The Academic Competitiveness Grant and the National Science and Mathematics Access to Retain Talent Grant — implemented under the Bush administration in 2006 — were designed to last only through 2011.

And while experts and financial-aid officials said they didn’t expect President Obama to renew the programs, the loss will hit some students hard.

“To see these programs also end, it’s going to be harmful to some students at the University of Iowa,” said Mark Warner, the director of UI Student Financial Aid.

The end of the two grants also coincides with a possible reduction in funding for the federal Pell Grant program , which supports 4,294 UI students.

A total of 111 juniors and 79 seniors receive the maximum $4,000 math and science grant — more than $700,000.

And UI students are receiving $900,000 in Academic Competitiveness Grants, helping 729 first-year and 430 second-year students.

“Not only is it going to affect students, it’s going to affect our neediest students,” said Beth Oakes, a senior associate director in the Financial Aid Office.

But Eric Bettinger, an economist at Stanford University, said losing the under-advertised National Science and Mathematics Access to Retain Talent Grant is not likely to dramatically shape students’ decision to attend or stay in school because most students, choose their majors their first two years of college.
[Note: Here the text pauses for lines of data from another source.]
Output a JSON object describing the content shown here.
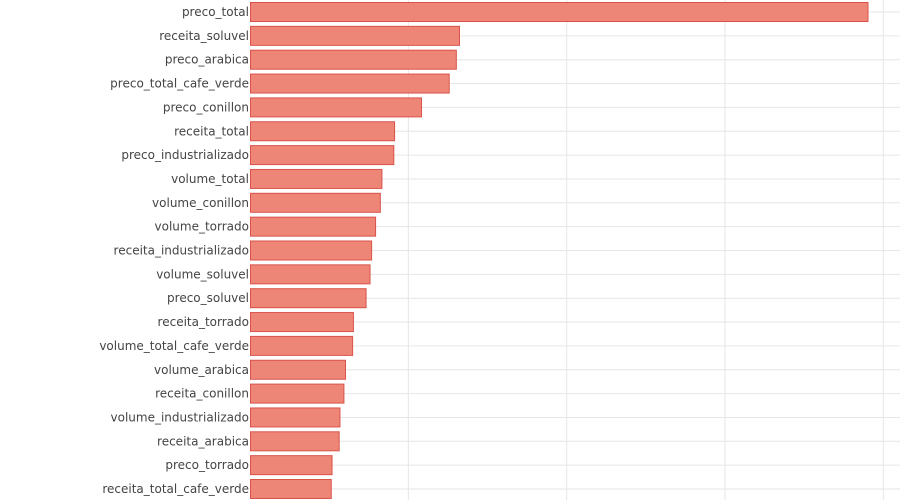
{
  "chart_data": {
    "type": "bar",
    "orientation": "horizontal",
    "categories": [
      "preco_total",
      "receita_soluvel",
      "preco_arabica",
      "preco_total_cafe_verde",
      "preco_conillon",
      "receita_total",
      "preco_industrializado",
      "volume_total",
      "volume_conillon",
      "volume_torrado",
      "receita_industrializado",
      "volume_soluvel",
      "preco_soluvel",
      "receita_torrado",
      "volume_total_cafe_verde",
      "volume_arabica",
      "receita_conillon",
      "volume_industrializado",
      "receita_arabica",
      "preco_torrado",
      "receita_total_cafe_verde"
    ],
    "values": [
      0.39,
      0.132,
      0.13,
      0.1255,
      0.108,
      0.091,
      0.0905,
      0.083,
      0.082,
      0.079,
      0.0765,
      0.0755,
      0.073,
      0.065,
      0.0645,
      0.06,
      0.059,
      0.0565,
      0.056,
      0.0515,
      0.051
    ],
    "xlim": [
      0,
      0.41
    ],
    "x_gridlines": [
      0.1,
      0.2,
      0.3,
      0.4
    ],
    "grid": true,
    "bar_color": "#ee8677",
    "bar_edge_color": "#d9534a",
    "grid_color": "#e6e6e6",
    "label_color": "#444444"
  }
}
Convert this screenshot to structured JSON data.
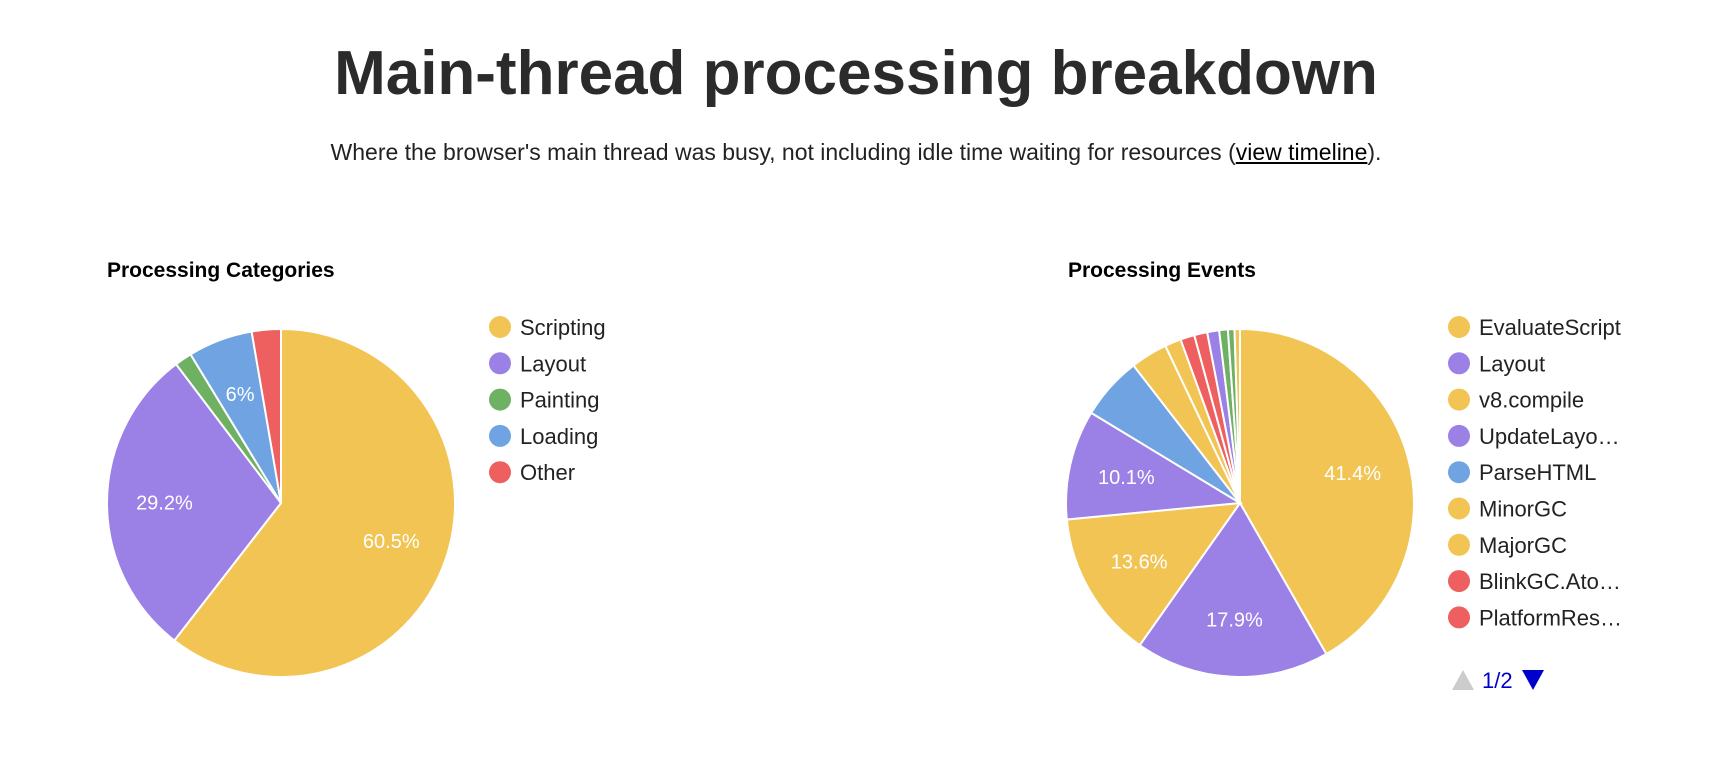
{
  "header": {
    "title": "Main-thread processing breakdown",
    "subtitle_before": "Where the browser's main thread was busy, not including idle time waiting for resources (",
    "subtitle_link": "view timeline",
    "subtitle_after": ")."
  },
  "chart_data": [
    {
      "type": "pie",
      "title": "Processing Categories",
      "legend_position": "right",
      "slices": [
        {
          "label": "Scripting",
          "value": 60.5,
          "color": "#f1c453",
          "display": "60.5%"
        },
        {
          "label": "Layout",
          "value": 29.2,
          "color": "#9b80e6",
          "display": "29.2%"
        },
        {
          "label": "Painting",
          "value": 1.6,
          "color": "#6fb162",
          "display": ""
        },
        {
          "label": "Loading",
          "value": 6.0,
          "color": "#6fa3e2",
          "display": "6%"
        },
        {
          "label": "Other",
          "value": 2.7,
          "color": "#ee5f5f",
          "display": ""
        }
      ]
    },
    {
      "type": "pie",
      "title": "Processing Events",
      "legend_position": "right",
      "pager": {
        "text": "1/2"
      },
      "slices": [
        {
          "label": "EvaluateScript",
          "value": 41.4,
          "color": "#f1c453",
          "display": "41.4%",
          "legend": true
        },
        {
          "label": "Layout",
          "value": 17.9,
          "color": "#9b80e6",
          "display": "17.9%",
          "legend": true
        },
        {
          "label": "v8.compile",
          "value": 13.6,
          "color": "#f1c453",
          "display": "13.6%",
          "legend": true
        },
        {
          "label": "UpdateLayo…",
          "value": 10.1,
          "color": "#9b80e6",
          "display": "10.1%",
          "legend": true
        },
        {
          "label": "ParseHTML",
          "value": 5.8,
          "color": "#6fa3e2",
          "display": "",
          "legend": true
        },
        {
          "label": "MinorGC",
          "value": 3.4,
          "color": "#f1c453",
          "display": "",
          "legend": true
        },
        {
          "label": "MajorGC",
          "value": 1.5,
          "color": "#f1c453",
          "display": "",
          "legend": true
        },
        {
          "label": "BlinkGC.Ato…",
          "value": 1.3,
          "color": "#ee5f5f",
          "display": "",
          "legend": true
        },
        {
          "label": "PlatformRes…",
          "value": 1.2,
          "color": "#ee5f5f",
          "display": "",
          "legend": true
        },
        {
          "label": "",
          "value": 1.1,
          "color": "#9b80e6",
          "display": "",
          "legend": false
        },
        {
          "label": "",
          "value": 0.8,
          "color": "#6fb162",
          "display": "",
          "legend": false
        },
        {
          "label": "",
          "value": 0.6,
          "color": "#6fb162",
          "display": "",
          "legend": false
        },
        {
          "label": "",
          "value": 0.5,
          "color": "#f1c453",
          "display": "",
          "legend": false
        }
      ]
    }
  ]
}
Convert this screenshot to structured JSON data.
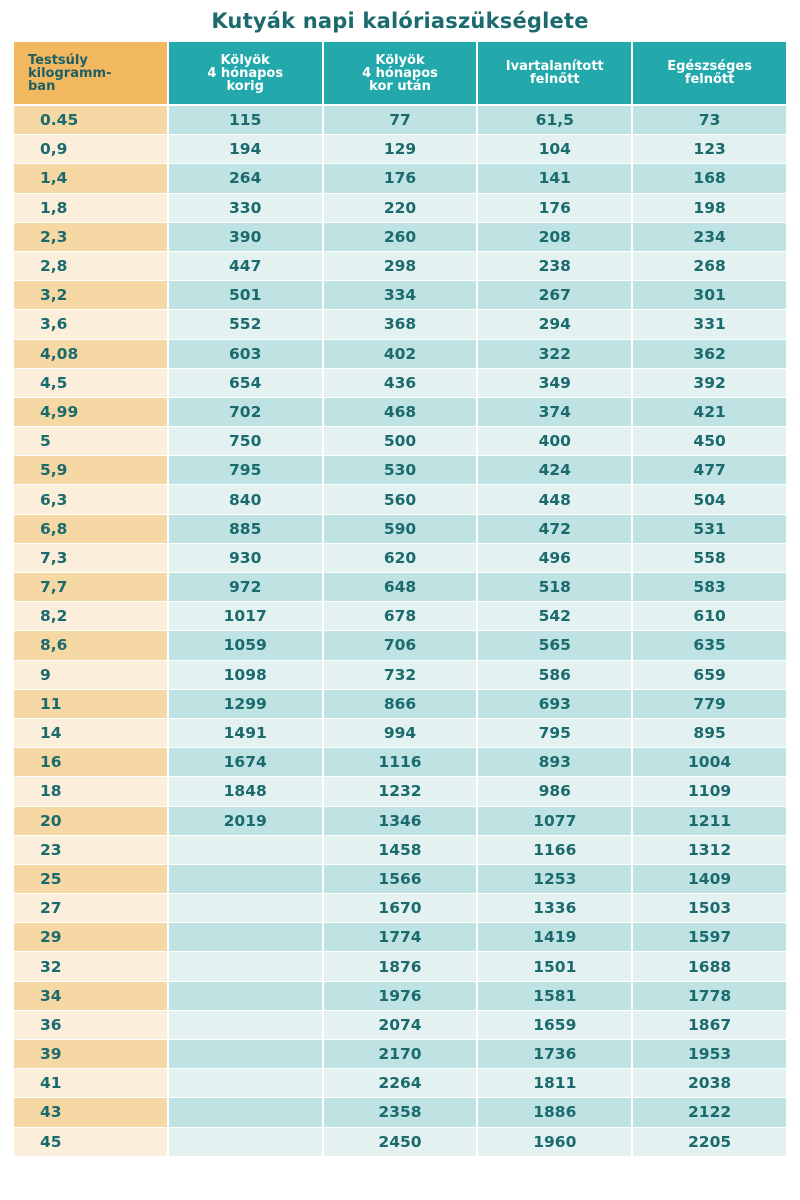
{
  "title": "Kutyák napi kalóriaszükséglete",
  "headers": [
    [
      "Testsúly",
      "kilogramm-",
      "ban"
    ],
    [
      "Kölyök",
      "4 hónapos",
      "korig"
    ],
    [
      "Kölyök",
      "4 hónapos",
      "kor után"
    ],
    [
      "Ivartalanított",
      "felnőtt"
    ],
    [
      "Egészséges",
      "felnőtt"
    ]
  ],
  "rows": [
    [
      "0.45",
      "115",
      "77",
      "61,5",
      "73"
    ],
    [
      "0,9",
      "194",
      "129",
      "104",
      "123"
    ],
    [
      "1,4",
      "264",
      "176",
      "141",
      "168"
    ],
    [
      "1,8",
      "330",
      "220",
      "176",
      "198"
    ],
    [
      "2,3",
      "390",
      "260",
      "208",
      "234"
    ],
    [
      "2,8",
      "447",
      "298",
      "238",
      "268"
    ],
    [
      "3,2",
      "501",
      "334",
      "267",
      "301"
    ],
    [
      "3,6",
      "552",
      "368",
      "294",
      "331"
    ],
    [
      "4,08",
      "603",
      "402",
      "322",
      "362"
    ],
    [
      "4,5",
      "654",
      "436",
      "349",
      "392"
    ],
    [
      "4,99",
      "702",
      "468",
      "374",
      "421"
    ],
    [
      "5",
      "750",
      "500",
      "400",
      "450"
    ],
    [
      "5,9",
      "795",
      "530",
      "424",
      "477"
    ],
    [
      "6,3",
      "840",
      "560",
      "448",
      "504"
    ],
    [
      "6,8",
      "885",
      "590",
      "472",
      "531"
    ],
    [
      "7,3",
      "930",
      "620",
      "496",
      "558"
    ],
    [
      "7,7",
      "972",
      "648",
      "518",
      "583"
    ],
    [
      "8,2",
      "1017",
      "678",
      "542",
      "610"
    ],
    [
      "8,6",
      "1059",
      "706",
      "565",
      "635"
    ],
    [
      "9",
      "1098",
      "732",
      "586",
      "659"
    ],
    [
      "11",
      "1299",
      "866",
      "693",
      "779"
    ],
    [
      "14",
      "1491",
      "994",
      "795",
      "895"
    ],
    [
      "16",
      "1674",
      "1116",
      "893",
      "1004"
    ],
    [
      "18",
      "1848",
      "1232",
      "986",
      "1109"
    ],
    [
      "20",
      "2019",
      "1346",
      "1077",
      "1211"
    ],
    [
      "23",
      "",
      "1458",
      "1166",
      "1312"
    ],
    [
      "25",
      "",
      "1566",
      "1253",
      "1409"
    ],
    [
      "27",
      "",
      "1670",
      "1336",
      "1503"
    ],
    [
      "29",
      "",
      "1774",
      "1419",
      "1597"
    ],
    [
      "32",
      "",
      "1876",
      "1501",
      "1688"
    ],
    [
      "34",
      "",
      "1976",
      "1581",
      "1778"
    ],
    [
      "36",
      "",
      "2074",
      "1659",
      "1867"
    ],
    [
      "39",
      "",
      "2170",
      "1736",
      "1953"
    ],
    [
      "41",
      "",
      "2264",
      "1811",
      "2038"
    ],
    [
      "43",
      "",
      "2358",
      "1886",
      "2122"
    ],
    [
      "45",
      "",
      "2450",
      "1960",
      "2205"
    ]
  ]
}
The grant, which focuses on students in math and science, is awarded only to upperclassmen.

The Financial Aid Office is not planning to provide supplemental funding, but staff will work with students to find other grants for which they are eligible.

The future of Pell Grants at the UI could be in question after the U.S. House of Representatives voted to significantly cut Pell Grant appropriations Feb. 14. The budget bill must pass in the Democratic-controlled Senate before any action is taken.

UI student Katie Roemerman, 28, said the Pell Grant award helped her attend to school as an older, nontraditional student.

“Something like the Pell Grant really helps,” she said. “I think it’s an incentive to help people go back to school.”

Regent Robert Downer said he suspected funding at all levels to contract, which could cause students to turn to more affordable community colleges.

“Or in some cases, I suspect they won’t be able to go at all,” he said.